Doch wie gesagt, noch macht es mich nicht matschig, und schlafen läßt es mich auch schon nicht mehr, bereits in der zweiten, ich sage mal, Versuchsnacht.
Kraftvoll Sonne durch schweres Gewölk: ein magisches, fast turnersches Wechsellicht. Wieso ich gestern wieder auf Händel kam, weiß ich nicht zu sagen. Doch saß mehrmals komplett fasziniert in meinem vorm Schreibtisch präzis auf die Proacs ausgerichteten Musikstuhl — bewußt ohne jeden Blick auf etwas anderes:
und lauschte mit meist geschlossenen Augen der geradezu fiebrig-naturalistischen Stimmen- und Instrumententrennung → dieser Aufnahme, deren klangliche Grandiosität wie innige Berührungskraft auch daher rührt, daß, anders als in den späteren Epochen, kein Mischklang entstehen soll, sondern jede Stimme definiert ist und sich mit den anderen Körpern stets individuell vereint. Der darin liegende Widerspruch erzeugt den ungemeinen Hörrausch dieses für Tontechniker wie Klangconaisseurs akustischen Hochfests. So ziehe ich derzeit – seit der Krebsdiagnose ausgesprochen nachdrücklich – aus der komplexen Kunstmusik eine wieder ganz enorme Kraft.
Ihr, meine Freundin,
ANH
Ja, Benutzernamen, Passwörter und URLs zu katalogisieren ist sehr wichtig; ich empfehle eine Passwort-App wie 1Password oder Dashlane. Das Passwort für diese App selber muss hinreichend komplex sein, z. B. mit Diceware (https://de.wikipedia.org/wiki/Diceware) erwürfelt.

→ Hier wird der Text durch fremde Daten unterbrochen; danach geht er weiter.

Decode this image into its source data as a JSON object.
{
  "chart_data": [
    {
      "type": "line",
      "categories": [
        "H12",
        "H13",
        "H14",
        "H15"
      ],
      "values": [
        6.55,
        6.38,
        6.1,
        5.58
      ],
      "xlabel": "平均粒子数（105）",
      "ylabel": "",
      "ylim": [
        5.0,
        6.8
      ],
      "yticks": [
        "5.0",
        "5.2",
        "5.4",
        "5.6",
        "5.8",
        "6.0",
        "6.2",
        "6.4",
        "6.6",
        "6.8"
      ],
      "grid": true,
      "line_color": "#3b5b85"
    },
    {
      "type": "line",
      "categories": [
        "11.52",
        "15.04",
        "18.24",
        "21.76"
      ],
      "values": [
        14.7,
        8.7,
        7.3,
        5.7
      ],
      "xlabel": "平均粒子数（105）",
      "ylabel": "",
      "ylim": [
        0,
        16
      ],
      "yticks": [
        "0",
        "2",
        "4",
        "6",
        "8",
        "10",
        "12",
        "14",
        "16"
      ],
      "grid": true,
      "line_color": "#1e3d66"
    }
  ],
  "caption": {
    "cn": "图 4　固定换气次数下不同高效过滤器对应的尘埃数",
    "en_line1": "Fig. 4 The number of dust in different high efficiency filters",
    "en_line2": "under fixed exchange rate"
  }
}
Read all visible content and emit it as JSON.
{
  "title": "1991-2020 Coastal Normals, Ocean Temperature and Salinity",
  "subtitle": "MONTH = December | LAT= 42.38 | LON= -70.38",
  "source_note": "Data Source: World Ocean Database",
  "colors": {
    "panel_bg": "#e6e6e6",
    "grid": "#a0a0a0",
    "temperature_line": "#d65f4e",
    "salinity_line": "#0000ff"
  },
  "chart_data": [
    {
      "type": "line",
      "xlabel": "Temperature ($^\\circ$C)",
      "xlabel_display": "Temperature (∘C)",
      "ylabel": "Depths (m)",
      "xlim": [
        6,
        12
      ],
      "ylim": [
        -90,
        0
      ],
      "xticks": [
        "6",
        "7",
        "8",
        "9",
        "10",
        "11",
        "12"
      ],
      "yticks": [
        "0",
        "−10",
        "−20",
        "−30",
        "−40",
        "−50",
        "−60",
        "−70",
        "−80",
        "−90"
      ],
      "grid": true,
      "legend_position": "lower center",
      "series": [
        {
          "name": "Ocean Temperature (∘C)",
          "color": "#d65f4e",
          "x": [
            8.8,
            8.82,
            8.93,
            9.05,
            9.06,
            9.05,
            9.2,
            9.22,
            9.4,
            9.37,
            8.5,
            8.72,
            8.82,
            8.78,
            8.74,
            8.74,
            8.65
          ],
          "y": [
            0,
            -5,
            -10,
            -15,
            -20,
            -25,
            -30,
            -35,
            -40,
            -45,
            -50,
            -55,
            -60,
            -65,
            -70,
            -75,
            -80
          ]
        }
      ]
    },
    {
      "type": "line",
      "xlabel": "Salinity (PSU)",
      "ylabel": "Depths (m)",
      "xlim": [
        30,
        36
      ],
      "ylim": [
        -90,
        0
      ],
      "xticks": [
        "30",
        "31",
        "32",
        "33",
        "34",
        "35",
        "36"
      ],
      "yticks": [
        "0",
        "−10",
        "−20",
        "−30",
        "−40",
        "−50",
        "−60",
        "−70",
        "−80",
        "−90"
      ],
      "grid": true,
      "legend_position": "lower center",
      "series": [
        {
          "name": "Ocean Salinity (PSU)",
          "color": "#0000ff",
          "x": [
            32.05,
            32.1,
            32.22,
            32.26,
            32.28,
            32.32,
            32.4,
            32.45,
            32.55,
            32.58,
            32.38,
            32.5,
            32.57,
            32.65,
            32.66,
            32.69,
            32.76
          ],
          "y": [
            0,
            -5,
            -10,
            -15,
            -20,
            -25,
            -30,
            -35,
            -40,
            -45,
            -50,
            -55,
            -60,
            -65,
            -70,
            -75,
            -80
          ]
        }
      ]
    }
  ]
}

Beim Katalogisieren der Passwörter kann man dann von der App neue, komplexe Passwörter erzeugen lassen, die keinen persönlichen Mustern gehorchen, und damit die Zugänge aktualisieren und schützen.
Mein Diceware-Passwort besteht aus 7 Wörtern; empfohlen sind 5 bis 6, aber die Five Eyes sollen im Fall der Fälle wenigstens was zu tun haben. Um es nicht mehr zu vergessen, habe ich es als Entsperr-Code für meinen Bildschirmschoner definiert und so vielleicht ein Dutzend Mal am Tag eintippen müssen. Das sind jeweils nervende 5 Sekunden, aber nach ein, zwei Wochen kann man es im Schlaf.